Domestic and international demand for UK commercial property was so strong in 2015 that transaction volumes reached record levels.
Not much new space was constructed and rental values grew through the year, providing a third consecutive year of double-digit returns. It hasn’t just been about London either – almost half the international capital invested in 2015 has been deployed outside London. So, what next?
To consider this it is helpful to break down total investment returns from commercial property into its key components. The first is capital growth, which is driven by various factors – including pricing relative to other investment classes – but, ultimately, by expectations of future rental income. The second is income, which is derived from rents received from occupiers.
The double-digit returns of the past three years have included a significant portion of capital growth driven by yield compression. In other words, investors have been prepared to accept a lower yield on the purchase price.
It is a dynamic that cannot continue ad infinitum and we do not believe that there will be similar levels of yield compression in the coming three to five years. Capital growth will still be available, but not right across the market. Instead, it will largely come from rental growth. Growth will be strongest for better properties in better locations, particularly if there is scope for ongoing improvements to the assets themselves.
Meanwhile, for a diversified portfolio of good-quality, well-located UK property, the outlook for rental income is strong, and looks well-founded for the long term.
The prospects for the UK economy are benign, thanks to stable government, GDP growth in excess of 2%, and low unemployment. Improved employment has driven occupier demand for commercial property, while speculative development in the past five years has been relatively low.
As a result, there is a shortage of good quality space in the right locations and rental growth in 2015 reached 4%. The income component of property return is likely to dominate total return in the foreseeable future.
However, as we are all too aware, the world is not without risk! Despite the added stimulus from the low oil prices and quantitative easing (QE), investment markets are fragile due to worsening geopolitical risks and, of course, China’s slowdown. Has China overstated its recent growth rate and is the slowdown in Chinese economic growth worse than had been expected?
Closer to home, markets continue to hold their breath about how our QE experiment will unwind. Nevertheless, the first US rise in interest rates was well-managed and uneventful.
Later in 2016, UK citizens may all get the opportunity to vote on whether to remain a member of the European Union. If the UK was to vote to leave, the Scottish government could look to advance its ambitions for independence once again.
With all these risks and uncertainties, investors could be forgiven for looking for an asset class that is relatively low-risk, generates stable levels of income, and offers some upside potential for invested capital.
Even after a good three-year run, that means the benefits of UK real estate shouldn’t be ignored. A well-diversified portfolio of commercial property assets remains valid today, so long as investors have a long-term investment horizon and focus on income as the driver of return.

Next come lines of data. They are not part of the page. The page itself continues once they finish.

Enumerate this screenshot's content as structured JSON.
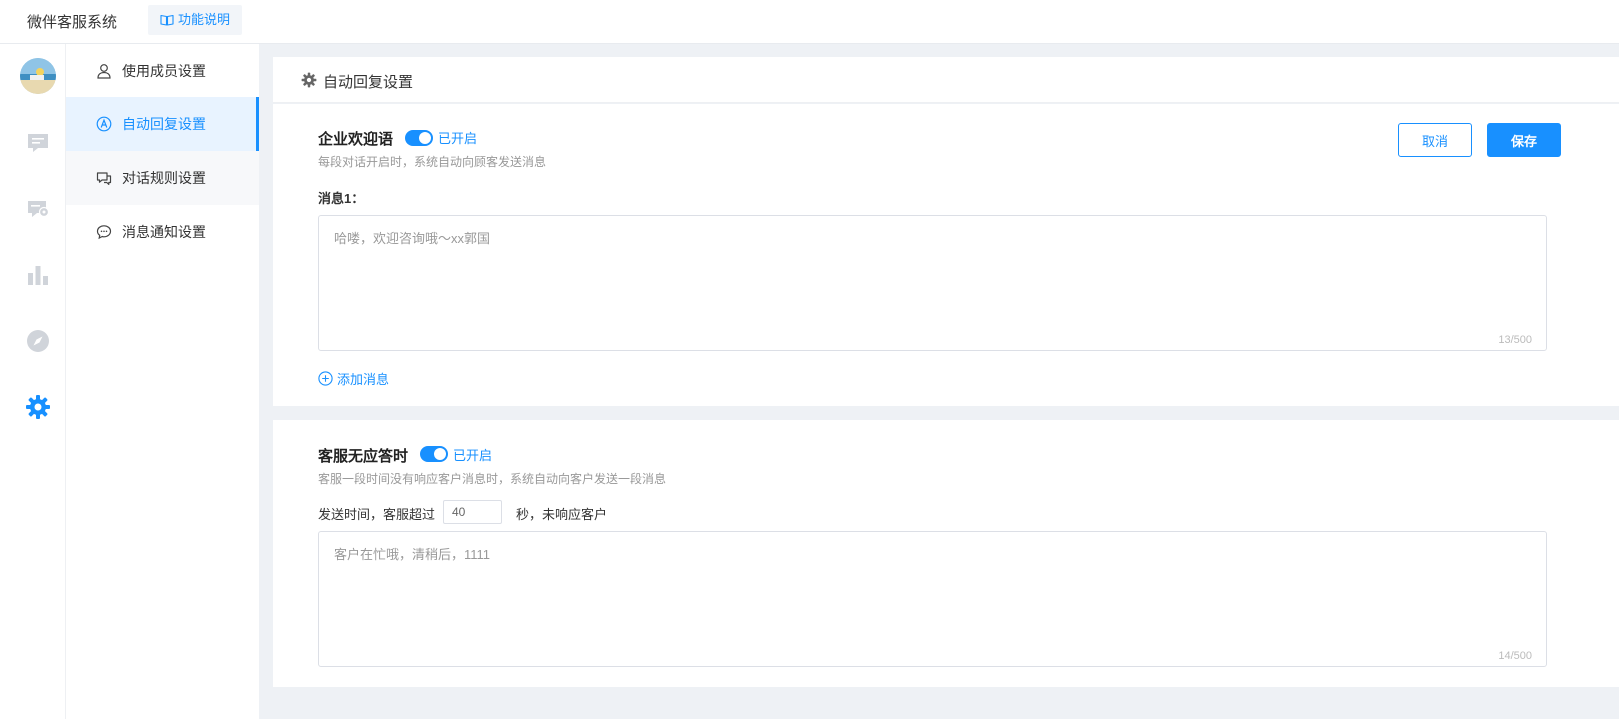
{
  "app": {
    "title": "微伴客服系统",
    "help_tab": "功能说明"
  },
  "sidebar": {
    "items": [
      {
        "label": "使用成员设置",
        "icon": "user-icon"
      },
      {
        "label": "自动回复设置",
        "icon": "auto-reply-icon"
      },
      {
        "label": "对话规则设置",
        "icon": "chat-rule-icon"
      },
      {
        "label": "消息通知设置",
        "icon": "message-icon"
      }
    ],
    "active_index": 1
  },
  "iconbar": {
    "icons": [
      "avatar",
      "chat-icon",
      "chat-settings-icon",
      "chart-icon",
      "compass-icon",
      "gear-icon"
    ],
    "active": "gear-icon"
  },
  "main": {
    "panel_title": "自动回复设置",
    "welcome": {
      "title": "企业欢迎语",
      "toggle_label": "已开启",
      "description": "每段对话开启时，系统自动向顾客发送消息",
      "message_label": "消息1：",
      "message_placeholder": "哈喽，欢迎咨询哦～xx郭国",
      "counter": "13/500",
      "add_message": "添加消息",
      "cancel": "取消",
      "save": "保存"
    },
    "no_reply": {
      "title": "客服无应答时",
      "toggle_label": "已开启",
      "description": "客服一段时间没有响应客户消息时，系统自动向客户发送一段消息",
      "send_prefix": "发送时间，客服超过",
      "seconds_value": "40",
      "send_suffix": "秒，未响应客户",
      "message_placeholder": "客户在忙哦，清稍后，1111",
      "counter": "14/500"
    }
  },
  "colors": {
    "accent": "#1890ff",
    "background": "#eef1f5",
    "active_menu_bg": "#e8f3ff"
  }
}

Carefully selected, well-located property assets are typically let on long-term lease contracts and provide a stable rental income stream that is diversified amongst good corporate and public sector bodies. The income from the St. James’s Place property portfolios is diversified across 537 tenants (31/12/2015), vacancy is low at 7.4% (31/12/2015) and our style of active asset management aims to maximise the prospects for further growth in portfolio income.
Most commentators expect UK real estate to produce a total annual return of 6–8% over the next three to five years. Close to 75% of that return would be from quarterly rental income that is immediately available for distribution.
Real estate continues to play a valuable role in a diversified portfolio of assets held for the long term.
Past performance is not indicative of future performance. The value of an investment with St. James's Place will be directly linked to the funds selected and may fall as well as rise. You may get back less than the amount invested.
The opinions expressed are those of Philip Gadsden of Orchard Street Investment Management, and are subject to market or economic changes. This material is not a recommendation, or intended to be relied upon as a forecast, research or advice. The views are not necessarily shared by other investment managers or by St. James's Place Wealth Management.